Something I’ve read, and now I cannot find the reference, pointed out that Frodo dreams truest at Tom’s house, between this and Gandalf. If the Gandalf dream was actually the Ring, then Tom can’t get credit, but in any case, this is a lovely image containing quiet, non-threatening reversals.
* * *
The intrusive omniscient narrator makes a reappearance on the Downs, first to raise and, simultaneously, discount a possibility of supernatural doings:
Riding over the hills, and eating their fill, the warm sun and the scent of turf, lying a little too long, stretching out their legs and looking at the sky above their noses: these things are, perhaps, enough to explain what happened [when the hobbits fell asleep on the hilltop].
And then to tell us that
There is a seed of courage hidden (often deeply, it is true) in the heart of the fattest and most timid hobbit, wailing for some final and desperate danger to make it grow.

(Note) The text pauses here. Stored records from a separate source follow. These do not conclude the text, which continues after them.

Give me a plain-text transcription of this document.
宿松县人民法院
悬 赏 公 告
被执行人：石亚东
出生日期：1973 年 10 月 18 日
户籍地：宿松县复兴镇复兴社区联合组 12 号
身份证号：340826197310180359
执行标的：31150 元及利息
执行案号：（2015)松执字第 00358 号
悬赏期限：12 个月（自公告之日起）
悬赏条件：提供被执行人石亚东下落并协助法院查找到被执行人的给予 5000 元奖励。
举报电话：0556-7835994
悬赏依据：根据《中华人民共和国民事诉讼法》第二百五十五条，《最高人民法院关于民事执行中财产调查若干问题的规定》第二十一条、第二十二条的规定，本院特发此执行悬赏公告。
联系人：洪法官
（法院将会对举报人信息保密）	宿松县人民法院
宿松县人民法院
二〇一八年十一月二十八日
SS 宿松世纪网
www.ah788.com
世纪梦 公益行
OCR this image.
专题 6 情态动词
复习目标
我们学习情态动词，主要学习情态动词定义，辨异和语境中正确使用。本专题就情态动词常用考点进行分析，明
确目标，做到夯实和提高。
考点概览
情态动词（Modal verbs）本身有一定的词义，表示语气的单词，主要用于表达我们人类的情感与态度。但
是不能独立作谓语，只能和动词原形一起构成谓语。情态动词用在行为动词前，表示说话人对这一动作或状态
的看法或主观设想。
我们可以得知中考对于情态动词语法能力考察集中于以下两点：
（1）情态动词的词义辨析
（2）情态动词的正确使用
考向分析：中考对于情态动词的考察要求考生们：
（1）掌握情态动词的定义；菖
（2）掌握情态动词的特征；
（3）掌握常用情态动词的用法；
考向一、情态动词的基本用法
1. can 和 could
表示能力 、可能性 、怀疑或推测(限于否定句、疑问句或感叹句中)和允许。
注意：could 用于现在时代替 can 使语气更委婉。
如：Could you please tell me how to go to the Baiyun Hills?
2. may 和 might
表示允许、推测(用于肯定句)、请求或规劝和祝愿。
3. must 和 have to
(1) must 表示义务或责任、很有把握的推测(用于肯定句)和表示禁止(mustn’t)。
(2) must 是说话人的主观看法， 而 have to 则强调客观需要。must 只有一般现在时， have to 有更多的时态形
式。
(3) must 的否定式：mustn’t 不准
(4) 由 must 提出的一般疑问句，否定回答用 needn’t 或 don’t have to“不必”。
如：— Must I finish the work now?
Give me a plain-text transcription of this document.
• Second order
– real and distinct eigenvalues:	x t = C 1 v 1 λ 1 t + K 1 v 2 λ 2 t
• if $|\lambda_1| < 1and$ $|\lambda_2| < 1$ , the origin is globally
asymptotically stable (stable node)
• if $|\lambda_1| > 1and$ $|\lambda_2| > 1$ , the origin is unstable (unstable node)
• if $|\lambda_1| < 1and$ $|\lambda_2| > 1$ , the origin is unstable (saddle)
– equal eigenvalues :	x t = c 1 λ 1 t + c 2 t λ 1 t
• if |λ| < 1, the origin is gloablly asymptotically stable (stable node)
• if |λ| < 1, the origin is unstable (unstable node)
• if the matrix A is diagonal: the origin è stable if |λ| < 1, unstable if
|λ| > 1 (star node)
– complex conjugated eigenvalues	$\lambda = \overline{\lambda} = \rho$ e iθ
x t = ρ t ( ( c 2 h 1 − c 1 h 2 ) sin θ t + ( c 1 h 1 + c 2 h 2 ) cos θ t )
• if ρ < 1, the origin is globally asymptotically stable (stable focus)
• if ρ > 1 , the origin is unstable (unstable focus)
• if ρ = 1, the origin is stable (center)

Perhaps a bit of narrative comfort as we return to dangerous events, or is that reading too much into it?
Speaking of possibly-supernatural doings, I wonder about later effects of the fog. Frodo’s memory of Tom had “disappeared with the first coming of the fog,” and it was really not very smart of the hobbits to leave the hilltop and strike out into the fog, even if “they now had so great a dislike for that hollow place about the stone that no thought of remaining there.” On the other hand, it doesn’t seem very, well, Tolkien-ish that there should be something mind-deadening about the fog, does it?
* * *
The encounter with the Barrow-wight:
In “Frodo and the Great War,”1 John Garth suggests that the surreal nature of this scene, particularly the green light, may have been influenced by WWI gas attacks. (More about this article later, when it’s relevant.) It is certainly a very odd scene when compared to the tone of the book so far, especially the Barrow-wight’s hand “walking on its fingers” toward the sword across the hobbits’ necks—great image, doesn’t make a lot of logistical sense to me, just like why Frodo wasn’t placed among the three—then breaking off and “wriggling still, like a wounded spider” when Frodo leaves. Despite the spider reference, the descriptions seem peculiarly inorganic to me, and I’m not sure if there’s anything else like it in the book.
* * *
I found it interesting that Merry had the dream/vision of the mound’s inhabitants being slain by the men of Carn Dûm, those led by the now-chief Ringwraith. It’s not foreshadowing since it’s Pippin who eventually confronts the Witch King; is Merry more sensitive to such things? I don’t remember anything that would suggest that from later on, but I’ll keep an eye out.
They do all get the “vision as it were of a great expanse of years behind them, like a vast shadowy plain over which there strode shapes of Men, tall and grim with bright swords, and last came one with a star on his brow.” This is another way Tom puts them in a historical context, even if they don’t understand the full significance yet.
(This is also the point where they think that they hadn’t anticipated having to fight; I was going to joke that this is how you can tell that they hadn’t read fantasy novels, but you know, they all knew Bilbo’s stories, shouldn’t that have served as an equivalent?)
* * *
Okay, I had a serious “these people are weird” moment when the hobbits run naked on the grass, and pretty much always have. Tell me I’m not the only one?
* * *
Two minor last comments.
First, Tom tells the hobbits that they must forgive their ponies, “for though their hearts are faithful, to face fear of Barrow-wights is not what they were made for.” This rings some faint bell in my mind, but I can’t think of what. Does it suggest anything to you all?
Second, I could do without the enormous thumping-down of tone in Sam’s comment that Tom is “a caution and no mistake. I reckon we may go a good deal further and see naught better, nor queerer.”
1Published in The Lord of the Rings, 1954-2004: Scholarship in Honor of Richard E. Blackwelder, ed. Wayne G. Hammond and Christina Scull, Marquette University Press, 2006.